A man cleared of murdering two soldiers in Northern Ireland has claimed his DNA was planted in the getaway car.
Colin Duffy (44) said the charges against him were “spurious” but refused to condemn dissident republicans.
Co-accused Brian Shivers was yesterday convicted of murdering the two soldiers outside Massereene army barracks in March 2009.
Mr Duffy said: “I am firmly of the view that my DNA arose there because it was planted. I was never in that car.
“I state quite categorically here that I had no involvement in what happened at Massereene, no involvement whatsoever, and that has been vindicated in court because there was no credible evidence to suggest otherwise.”
He said that if being a dissident meant opposing Sinn Féin’s peace strategy then he was happy to classify himself as such. He added that he had no questions to answer.
“I did not need to answer to the spurious evidence or so-called evidence that they were adducing at the trial,” he said.
“The decision not to give evidence was a decision that we took on the basis of my view legally of how the case was going.”

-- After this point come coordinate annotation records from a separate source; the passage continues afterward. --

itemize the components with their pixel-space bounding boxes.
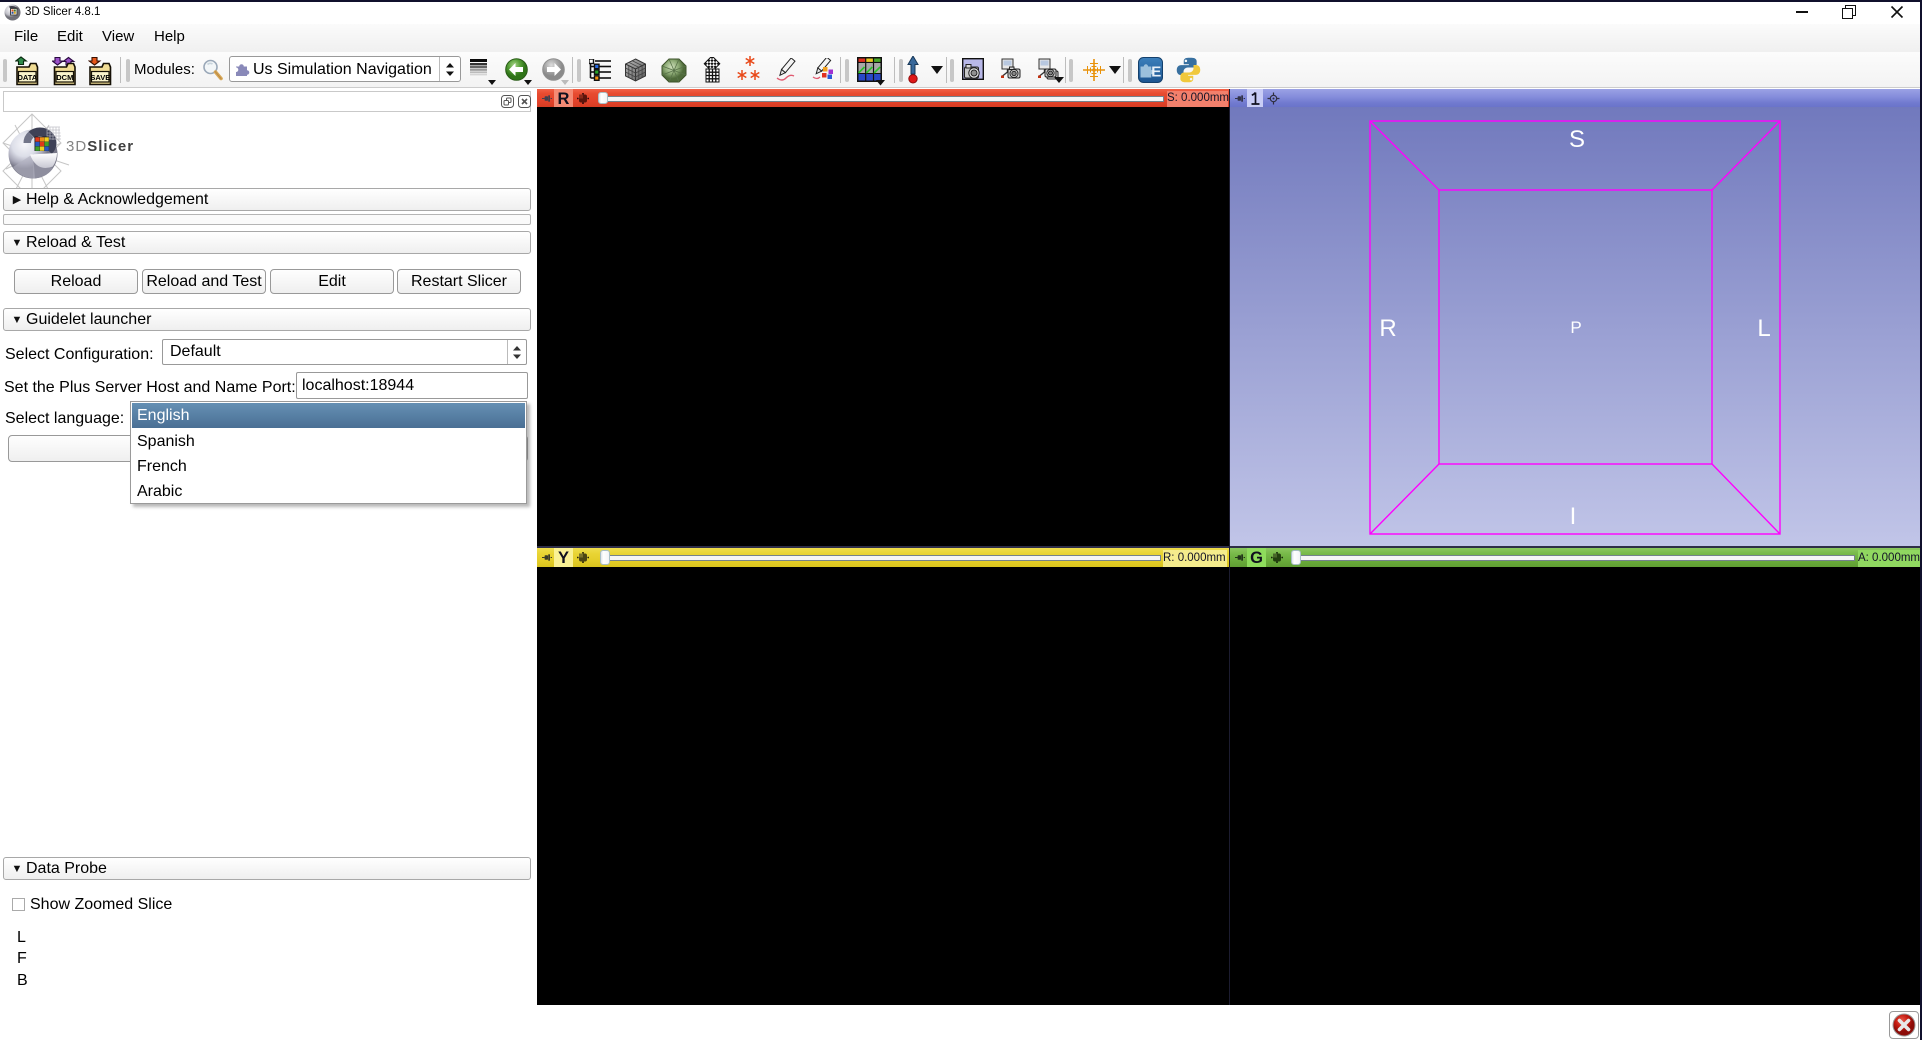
svg-text:R: R [1379, 315, 1396, 342]
svg-text:S: S [1569, 126, 1585, 153]
svg-text:SAVE: SAVE [90, 73, 110, 82]
svg-text:DCM: DCM [56, 73, 73, 82]
svg-text:L: L [1757, 315, 1770, 342]
svg-text:DATA: DATA [17, 73, 37, 82]
svg-text:P: P [1570, 318, 1581, 337]
svg-text:E: E [1151, 64, 1161, 81]
svg-text:I: I [1570, 503, 1577, 530]
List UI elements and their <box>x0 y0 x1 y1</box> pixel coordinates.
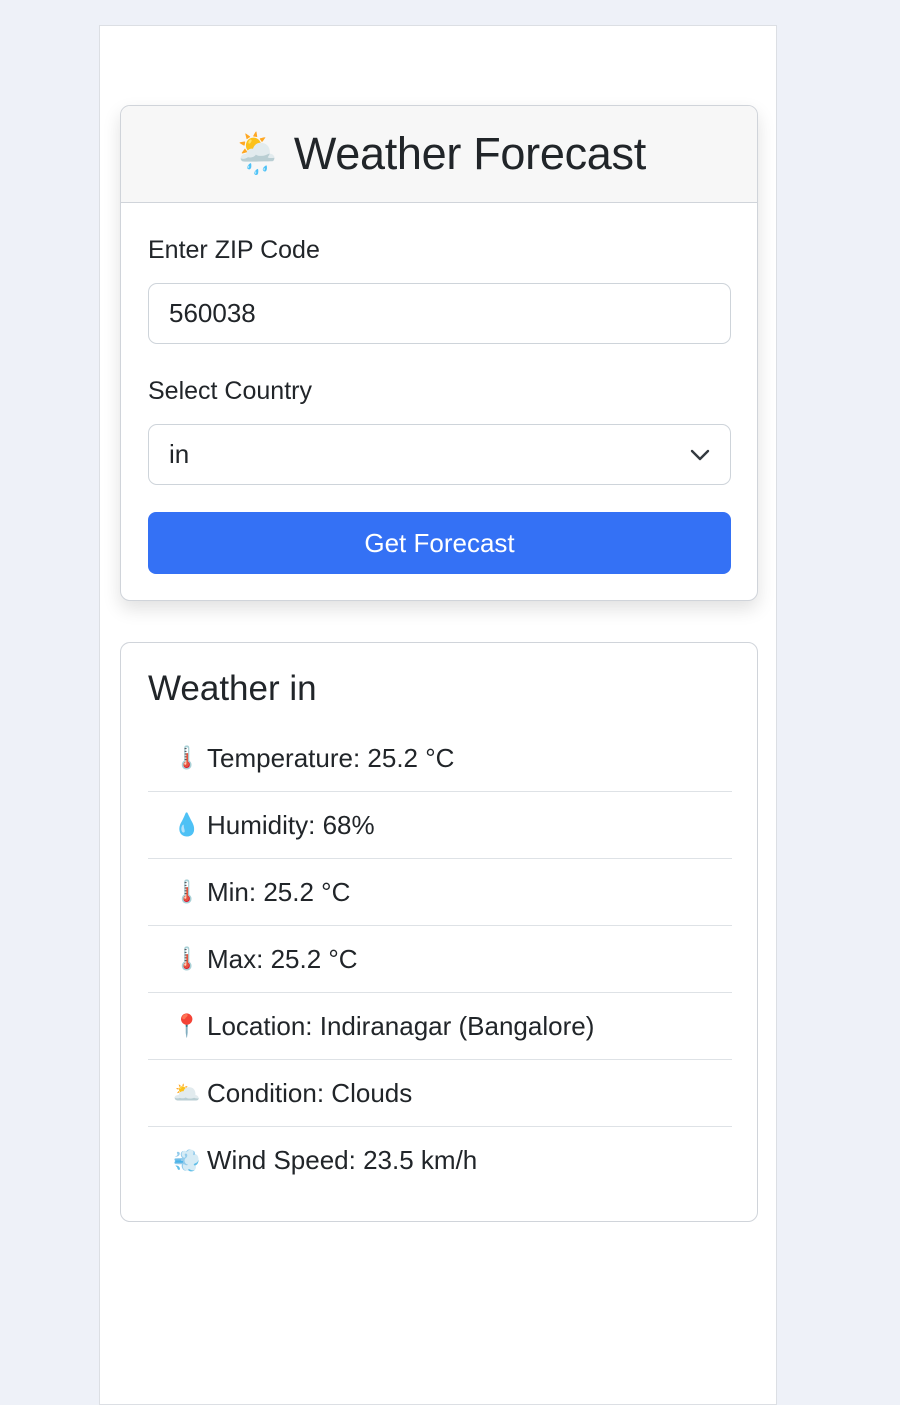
list-item-text: Min: 25.2 °C <box>207 876 351 907</box>
list-item-text: Wind Speed: 23.5 km/h <box>207 1145 478 1175</box>
thermometer-icon: 🌡️ <box>173 745 201 770</box>
list-item: 💨 Wind Speed: 23.5 km/h <box>148 1127 732 1194</box>
zip-input-value: 560038 <box>169 298 256 328</box>
list-item-text: Humidity: 68% <box>207 809 375 840</box>
wind-icon: 💨 <box>173 1147 201 1173</box>
weather-icon: 🌦️ <box>232 132 282 176</box>
droplet-icon: 💧 <box>173 812 201 837</box>
list-item: 📍 Location: Indiranagar (Bangalore) <box>148 993 732 1060</box>
card-header: 🌦️ Weather Forecast <box>121 106 757 203</box>
forecast-form-card: 🌦️ Weather Forecast Enter ZIP Code 56003… <box>120 105 758 601</box>
list-item: 🌡️ Min: 25.2 °C <box>148 859 732 926</box>
zip-input[interactable]: 560038 <box>148 283 731 344</box>
list-item-text: Location: Indiranagar (Bangalore) <box>207 1010 595 1041</box>
zip-label: Enter ZIP Code <box>148 236 320 264</box>
thermometer-icon: 🌡️ <box>173 946 201 971</box>
list-item: 🌥️ Condition: Clouds <box>148 1060 732 1127</box>
result-title: Weather in <box>148 669 317 708</box>
country-select[interactable]: in <box>148 424 731 485</box>
chevron-down-icon <box>690 449 710 460</box>
list-item: 🌡️ Max: 25.2 °C <box>148 926 732 993</box>
list-item-text: Max: 25.2 °C <box>207 943 358 974</box>
sun-cloud-icon: 🌥️ <box>173 1080 201 1105</box>
list-item-text: Temperature: 25.2 °C <box>207 742 455 773</box>
thermometer-icon: 🌡️ <box>173 879 201 904</box>
pin-icon: 📍 <box>173 1013 201 1038</box>
weather-details-list: 🌡️ Temperature: 25.2 °C 💧 Humidity: 68% 🌡️ Mi… <box>148 725 732 1194</box>
page-title: Weather Forecast <box>293 128 646 179</box>
list-item: 🌡️ Temperature: 25.2 °C <box>148 725 732 792</box>
weather-result-card: Weather in 🌡️ Temperature: 25.2 °C 💧 Humidi… <box>120 642 758 1222</box>
country-label: Select Country <box>148 377 312 405</box>
list-item-text: Condition: Clouds <box>207 1077 413 1108</box>
page-container: 🌦️ Weather Forecast Enter ZIP Code 56003… <box>99 25 777 1405</box>
list-item: 💧 Humidity: 68% <box>148 792 732 859</box>
country-select-value: in <box>169 439 190 469</box>
get-forecast-button[interactable]: Get Forecast <box>148 512 731 574</box>
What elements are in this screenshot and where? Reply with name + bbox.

Mr Duffy walked free from Antrim courthouse yesterday following a six-week trial in which he was accused of helping to kill the Afghanistan-bound soldiers, who died in a hail of machine gun fire.
Cystic fibrosis sufferer Shivers (46) was handed a life sentence after the judge, Mr Justice Anthony Hart, found him guilty of being part of the gang.
Soldiers Patrick Azimkar (21) from London, and Mark Quinsey (23) from Birmingham, were gunned down as they collected a pizza delivery outside the Massereene British army barracks in Antrim.
The dissident republican Real IRA claimed responsibility.
It was the third time in the last two decades that Mr Duffy, from Lurgan, Co Armagh, has walked free after being charged with murdering security-force members.